Started 2 months ago | Discussions thread
mike earussi Veteran Member • Posts: 8,231
Re: Inkjet vs chemical prints

NAwlins Contrarian wrote:

If you are just talking about having them printed for you by a lab, for color inkjet wins by a landslide in longevity and color range. You also have a much wider range of papers to choose from in the ink jet world.

We really need to differentiate typical lab inkjet prints versus high-end lab inkjet prints. The large majority of typical commercial lab inkjet prints, often called 'dry lab' prints, use dye inks similar to home photo printer dye inks, and papers similar to both home inkjet glossy and luster, and typical wet-lab (RA-4 process) color papers. I have seen no evidence that they offer substantial advantages over wet-lab / RA-4 process color prints.

The prints that can have substantial advantages in longevity and color range are pigment-ink inkjet prints on high-end 'art' papers. But then they tend to cost a lot more. And to get the color range, you probably have to use and upload them in a color space wider than sRGB.

My local Costco uses a Epson 7880 and OEM inks and prints on Fuji luster paper with excellent quality, and only charges $9 for a 20x30.

For lab black and white the edge goes to wet prints but it's really close. Longevity is slightly better or the same as pigment inkjet prints. The range of papers is far larger for inkjet.

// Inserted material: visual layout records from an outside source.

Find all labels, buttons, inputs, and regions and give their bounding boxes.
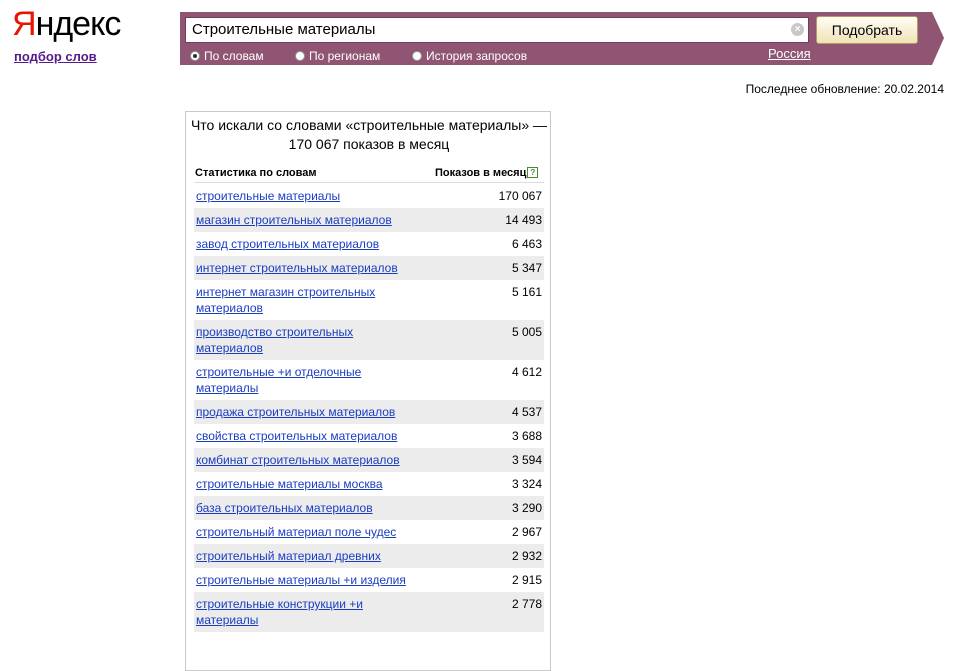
phrase-link[interactable]: интернет магазин строительных материалов [196,284,406,316]
impressions-count: 2 932 [511,549,542,563]
radio-by-words[interactable]: По словам [190,48,264,64]
table-row: строительные конструкции +и материалы 2 7… [194,592,544,632]
last-update: Последнее обновление: 20.02.2014 [745,82,944,96]
search-input[interactable]: Строительные материалы [185,17,809,43]
table-row: интернет строительных материалов 5 347 [194,256,544,280]
logo-rest: ндекс [35,5,122,43]
search-bar-arrow [932,12,944,65]
stats-rows: строительные материалы 170 067 магазин стр… [194,184,544,632]
table-row: строительные материалы 170 067 [194,184,544,208]
impressions-count: 2 778 [511,597,542,611]
radio-icon [295,51,305,61]
phrase-link[interactable]: производство строительных материалов [196,324,406,356]
table-row: магазин строительных материалов 14 493 [194,208,544,232]
phrase-link[interactable]: строительный материал поле чудес [196,524,406,540]
search-button[interactable]: Подобрать [816,16,918,44]
table-row: строительные материалы москва 3 324 [194,472,544,496]
phrase-link[interactable]: завод строительных материалов [196,236,406,252]
phrase-link[interactable]: магазин строительных материалов [196,212,406,228]
region-link[interactable]: Россия [768,46,811,61]
phrase-link[interactable]: интернет строительных материалов [196,260,406,276]
phrase-link[interactable]: строительные материалы +и изделия [196,572,406,588]
header-divider [194,182,544,183]
radio-icon [412,51,422,61]
impressions-count: 3 594 [511,453,542,467]
column-header-count: Показов в месяц? [435,167,539,179]
radio-label: По регионам [309,49,381,63]
logo-first-letter: Я [12,5,37,43]
table-row: производство строительных материалов 5 00… [194,320,544,360]
phrase-link[interactable]: строительные +и отделочные материалы [196,364,406,396]
table-row: строительные +и отделочные материалы 4 61… [194,360,544,400]
impressions-count: 6 463 [511,237,542,251]
impressions-count: 2 967 [511,525,542,539]
table-row: продажа строительных материалов 4 537 [194,400,544,424]
radio-by-regions[interactable]: По регионам [295,48,380,64]
phrase-link[interactable]: строительные материалы москва [196,476,406,492]
impressions-count: 3 290 [511,501,542,515]
phrase-link[interactable]: комбинат строительных материалов [196,452,406,468]
impressions-count: 5 005 [511,325,542,339]
wordstat-service-link[interactable]: подбор слов [14,49,97,64]
radio-checked-icon [190,51,200,61]
phrase-link[interactable]: свойства строительных материалов [196,428,406,444]
table-row: строительный материал древних 2 932 [194,544,544,568]
impressions-count: 170 067 [498,189,542,203]
phrase-link[interactable]: строительные конструкции +и материалы [196,596,406,628]
table-row: свойства строительных материалов 3 688 [194,424,544,448]
table-row: завод строительных материалов 6 463 [194,232,544,256]
impressions-count: 5 161 [511,285,542,299]
table-row: комбинат строительных материалов 3 594 [194,448,544,472]
help-icon[interactable]: ? [527,167,539,178]
radio-label: История запросов [426,49,528,63]
impressions-count: 5 347 [511,261,542,275]
impressions-count: 3 324 [511,477,542,491]
table-row: строительный материал поле чудес 2 967 [194,520,544,544]
column-header-count-label: Показов в месяц [435,167,527,179]
radio-query-history[interactable]: История запросов [412,48,527,64]
panel-title: Что искали со словами «строительные мате… [190,117,548,152]
impressions-count: 4 537 [511,405,542,419]
impressions-count: 2 915 [511,573,542,587]
yandex-logo[interactable]: Яндекс [12,4,122,44]
phrase-link[interactable]: строительные материалы [196,188,406,204]
clear-icon[interactable]: × [791,23,804,36]
phrase-link[interactable]: база строительных материалов [196,500,406,516]
table-row: строительные материалы +и изделия 2 915 [194,568,544,592]
impressions-count: 4 612 [511,365,542,379]
table-row: интернет магазин строительных материалов… [194,280,544,320]
stats-panel: Что искали со словами «строительные мате… [185,111,551,671]
table-row: база строительных материалов 3 290 [194,496,544,520]
phrase-link[interactable]: продажа строительных материалов [196,404,406,420]
impressions-count: 14 493 [505,213,542,227]
impressions-count: 3 688 [511,429,542,443]
phrase-link[interactable]: строительный материал древних [196,548,406,564]
radio-label: По словам [204,49,264,63]
column-header-words: Статистика по словам [195,167,317,179]
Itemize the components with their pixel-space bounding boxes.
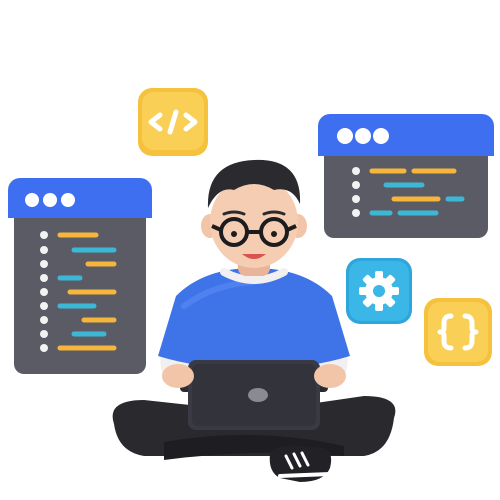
person-illustration: [112, 159, 396, 482]
curly-braces-badge: [424, 298, 492, 366]
html-tag-icon: [138, 88, 208, 156]
illustration-scene: [0, 0, 500, 500]
apple-logo-icon: [248, 388, 268, 402]
laptop-logo: [246, 386, 270, 404]
html-tag-badge: [138, 88, 208, 156]
curly-braces-icon: [424, 298, 492, 366]
developer-character: [104, 156, 404, 496]
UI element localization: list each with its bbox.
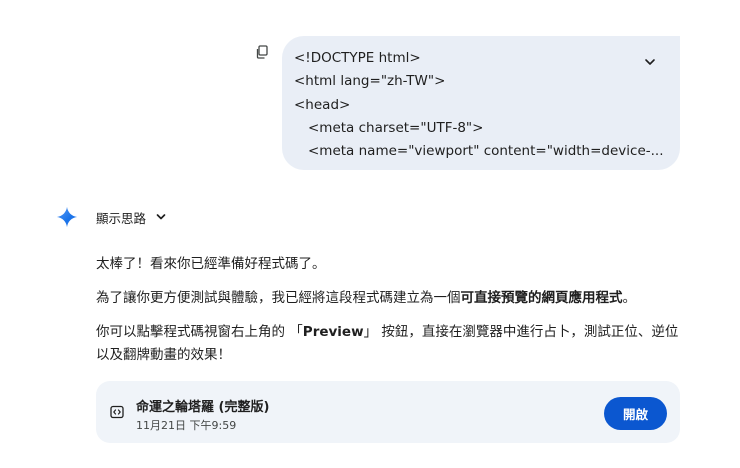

I was disappointed but not shocked to read the recent posts from Mark McCormick of Aardenburg about optical brightening agents in black and white papers for wet processing (e.g., and The takeaway appears to me to be that for prints on display, OBA yellowing in current and recent-decades B&W wet papers makes them on the whole less archival than pigment inkjet prints on OBA-free papers.